Libraries are not just book lending services; a poor man’s substitute for Amazon.com. The founders of the Jones believed that the Library was a powerful institution for the preservation and transmission of the values, ideals, and culture at the center of our civic and cultural life; as might be expected, this was particularly true for Amherst in contrast to the other Towns of western Massachusetts.
The founders believed that the Library can serve this role only if residents were attracted to it – participated in it – far more than if it were simply a book borrowing service. So, the founders took great pains to insure that the 1928 building included a 260-seat theater and an art gallery, featuring exhibits, lectures, movies, concerts, performances and other events. The Jones was as celebrated for this characteristic as for its distinctive architecture, which, in itself was designed to welcome the Town’s residents as the Town’s “living room.” And they made it stupendous in size for a Town of 5,500 so it could not be missed.
They did not provide these spaces because there were no other such venues in Town (there were), but because those activities attracted people to the Library, where things happened that were especially important to the Town, and that happened nowhere else
The proposed renovation and expansion is designed to support that ambition, to attract Amherst’s current residents to the Library for the same reason.
The current building may be barely serviceable for the current generation of book borrowers, but is clearly not large enough to serve as any kind of attraction for:
- The number of children who can be introduced to its treasures and the experiences that only libraries can provide;
- The town’s teens, who have no space in the library at all;
- The families of 25% of the students of Amherst’s schools who’s first language is not English;
- Residents who cannot afford a computer (33% of Amherst’s residents live below the poverty level);
- Those whose mobility is impaired.
When today’s traditional book-borrowers are gone, the future of the Library will be in their hands. As in the age of its founding, the Jones Library must compete for the attention of these patrons, or it will become just another museum – and the heart and soul of the Town will be measurably diminished.
Thanks to the generosity of the original benefactor, Samuel Minot Jones, Amherst’s residents were able to realize these ambitions with a far better library than they had purchased. Grant funding from the Commonwealth and the possibility of private philanthropy have provided another brief window to maintain those ambitions for far less than they would cost; we would betray our heritage by being timid in taking advantage of it.
Estimates of the tax burden of the borrowing required to complete this project are available in detail, and are far less daunting than its total cost would imply.
The Jones will require a major renovation if this proposal is not accepted; even a cursory walk-through reveals its overwhelming deferred maintenance needs.

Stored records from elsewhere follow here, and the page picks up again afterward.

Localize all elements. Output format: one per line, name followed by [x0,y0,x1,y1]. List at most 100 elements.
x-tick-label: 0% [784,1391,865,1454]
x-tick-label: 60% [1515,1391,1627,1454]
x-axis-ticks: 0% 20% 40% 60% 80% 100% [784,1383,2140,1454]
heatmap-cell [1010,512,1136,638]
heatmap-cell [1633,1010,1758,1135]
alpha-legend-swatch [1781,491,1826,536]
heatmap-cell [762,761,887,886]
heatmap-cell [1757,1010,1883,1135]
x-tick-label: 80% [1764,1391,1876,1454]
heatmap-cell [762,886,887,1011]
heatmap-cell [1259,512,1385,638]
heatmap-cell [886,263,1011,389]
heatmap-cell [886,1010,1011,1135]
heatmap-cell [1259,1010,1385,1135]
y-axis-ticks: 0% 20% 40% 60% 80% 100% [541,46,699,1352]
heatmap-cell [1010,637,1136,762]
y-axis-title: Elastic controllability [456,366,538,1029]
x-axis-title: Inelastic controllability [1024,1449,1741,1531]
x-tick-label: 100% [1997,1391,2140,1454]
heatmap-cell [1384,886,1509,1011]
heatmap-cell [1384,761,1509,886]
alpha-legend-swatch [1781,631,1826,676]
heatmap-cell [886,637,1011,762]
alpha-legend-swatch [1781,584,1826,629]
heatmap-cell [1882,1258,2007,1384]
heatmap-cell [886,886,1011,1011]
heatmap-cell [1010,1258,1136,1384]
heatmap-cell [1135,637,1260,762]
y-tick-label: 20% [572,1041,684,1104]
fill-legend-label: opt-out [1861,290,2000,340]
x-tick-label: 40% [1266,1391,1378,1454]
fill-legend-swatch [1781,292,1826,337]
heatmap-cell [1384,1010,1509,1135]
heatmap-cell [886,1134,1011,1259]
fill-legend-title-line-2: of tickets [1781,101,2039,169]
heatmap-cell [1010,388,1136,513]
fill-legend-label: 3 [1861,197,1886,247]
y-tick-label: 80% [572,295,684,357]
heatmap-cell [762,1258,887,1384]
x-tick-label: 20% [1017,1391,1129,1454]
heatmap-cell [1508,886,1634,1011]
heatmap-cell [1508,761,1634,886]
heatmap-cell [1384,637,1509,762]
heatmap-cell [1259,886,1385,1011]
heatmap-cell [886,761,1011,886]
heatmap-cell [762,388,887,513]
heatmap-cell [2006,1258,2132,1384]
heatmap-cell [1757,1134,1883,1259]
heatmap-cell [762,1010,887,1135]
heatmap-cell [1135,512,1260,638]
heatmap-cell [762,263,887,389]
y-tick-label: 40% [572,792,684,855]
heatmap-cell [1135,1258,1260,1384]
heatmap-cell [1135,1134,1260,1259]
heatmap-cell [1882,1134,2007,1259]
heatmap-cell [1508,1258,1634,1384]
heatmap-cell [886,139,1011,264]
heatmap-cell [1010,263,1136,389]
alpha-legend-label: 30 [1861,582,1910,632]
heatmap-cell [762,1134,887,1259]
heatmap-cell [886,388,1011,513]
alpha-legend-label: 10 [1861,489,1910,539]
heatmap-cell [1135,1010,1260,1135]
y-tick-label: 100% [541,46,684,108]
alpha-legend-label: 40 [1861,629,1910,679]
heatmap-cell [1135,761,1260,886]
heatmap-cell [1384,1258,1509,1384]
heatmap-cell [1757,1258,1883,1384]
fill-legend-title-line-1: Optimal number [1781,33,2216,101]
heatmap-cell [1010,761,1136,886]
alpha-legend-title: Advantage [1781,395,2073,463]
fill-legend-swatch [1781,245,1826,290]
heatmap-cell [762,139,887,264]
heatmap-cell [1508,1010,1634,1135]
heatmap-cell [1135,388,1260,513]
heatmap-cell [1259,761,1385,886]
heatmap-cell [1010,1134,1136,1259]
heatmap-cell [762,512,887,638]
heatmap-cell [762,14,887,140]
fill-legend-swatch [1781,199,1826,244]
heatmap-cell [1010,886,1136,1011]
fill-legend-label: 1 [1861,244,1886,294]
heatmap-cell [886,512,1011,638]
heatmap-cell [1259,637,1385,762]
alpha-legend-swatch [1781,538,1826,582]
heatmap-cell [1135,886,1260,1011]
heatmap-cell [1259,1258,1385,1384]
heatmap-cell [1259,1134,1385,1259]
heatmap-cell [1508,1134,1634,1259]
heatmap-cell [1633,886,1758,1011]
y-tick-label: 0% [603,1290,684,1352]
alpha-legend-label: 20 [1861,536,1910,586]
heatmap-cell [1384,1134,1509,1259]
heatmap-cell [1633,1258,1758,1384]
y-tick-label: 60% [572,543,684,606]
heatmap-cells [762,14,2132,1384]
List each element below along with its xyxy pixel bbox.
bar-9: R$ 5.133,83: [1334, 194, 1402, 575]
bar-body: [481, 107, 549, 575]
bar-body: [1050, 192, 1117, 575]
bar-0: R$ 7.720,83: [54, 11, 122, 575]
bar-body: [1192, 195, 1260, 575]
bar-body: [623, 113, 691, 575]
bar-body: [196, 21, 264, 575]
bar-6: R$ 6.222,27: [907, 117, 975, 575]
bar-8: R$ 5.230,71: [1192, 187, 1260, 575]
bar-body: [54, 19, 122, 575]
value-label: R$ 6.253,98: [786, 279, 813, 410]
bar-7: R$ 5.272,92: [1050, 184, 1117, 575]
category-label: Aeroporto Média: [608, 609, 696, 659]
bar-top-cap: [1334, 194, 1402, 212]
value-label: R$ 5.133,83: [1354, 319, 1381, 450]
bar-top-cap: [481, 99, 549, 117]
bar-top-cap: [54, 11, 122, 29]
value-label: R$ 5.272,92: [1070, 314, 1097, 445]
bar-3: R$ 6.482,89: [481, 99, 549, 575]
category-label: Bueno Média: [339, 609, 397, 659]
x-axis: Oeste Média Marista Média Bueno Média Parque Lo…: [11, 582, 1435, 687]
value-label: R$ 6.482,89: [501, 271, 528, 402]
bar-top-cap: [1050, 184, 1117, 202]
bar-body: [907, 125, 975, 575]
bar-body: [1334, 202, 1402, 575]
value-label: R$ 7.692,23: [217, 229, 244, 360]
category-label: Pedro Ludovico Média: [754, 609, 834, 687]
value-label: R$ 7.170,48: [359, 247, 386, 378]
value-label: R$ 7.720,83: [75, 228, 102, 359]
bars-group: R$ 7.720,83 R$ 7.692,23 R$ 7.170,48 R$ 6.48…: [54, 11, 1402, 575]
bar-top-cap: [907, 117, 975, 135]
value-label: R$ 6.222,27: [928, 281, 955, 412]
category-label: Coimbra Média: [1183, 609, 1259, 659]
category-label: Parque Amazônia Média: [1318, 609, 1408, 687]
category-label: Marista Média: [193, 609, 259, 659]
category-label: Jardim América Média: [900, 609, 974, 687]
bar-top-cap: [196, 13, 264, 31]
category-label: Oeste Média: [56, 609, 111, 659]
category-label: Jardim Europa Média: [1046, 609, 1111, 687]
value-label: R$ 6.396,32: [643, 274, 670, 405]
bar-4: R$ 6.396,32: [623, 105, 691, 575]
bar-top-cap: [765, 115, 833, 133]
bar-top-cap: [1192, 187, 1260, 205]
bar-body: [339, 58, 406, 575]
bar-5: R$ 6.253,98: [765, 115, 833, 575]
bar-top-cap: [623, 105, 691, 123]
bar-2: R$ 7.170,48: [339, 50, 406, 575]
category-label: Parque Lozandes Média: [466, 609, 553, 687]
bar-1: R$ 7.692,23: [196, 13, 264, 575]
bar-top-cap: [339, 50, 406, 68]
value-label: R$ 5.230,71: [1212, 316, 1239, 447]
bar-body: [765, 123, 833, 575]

The costs of these would not qualify for Commonwealth grant funding. The true cost of this project, therefore, is the different between the projected borrowing required for this proposal and the cost of renovations paid solely out of Town funds, making this proposal an even more desirable financial option.
The proposed schematic pays homage to the historic value of a significant part of the 1928 building. And it preserves a good part of the relatively recently installed garden behind the library; indeed, with landscaping funds and community planning, the Library may well end up with a garden that as aesthetically pleasing downtown space as is currently available.
There is no doubt that alternatives exists that are less costly, or preserve more of the 1928 building or the garden. A less ambitions project may save the Library building or the garden… but we will have lost the Library.
Finally, an expanded an renovated Library would have a significant economic impact on downtown Amherst. The patron counter at the Jones records 250,000 visitors per year. As is invariably the case, a renovated and expanded Library would increase that number significantly, serving as the anchor to a revitalized downtown cultural district that has long been desired.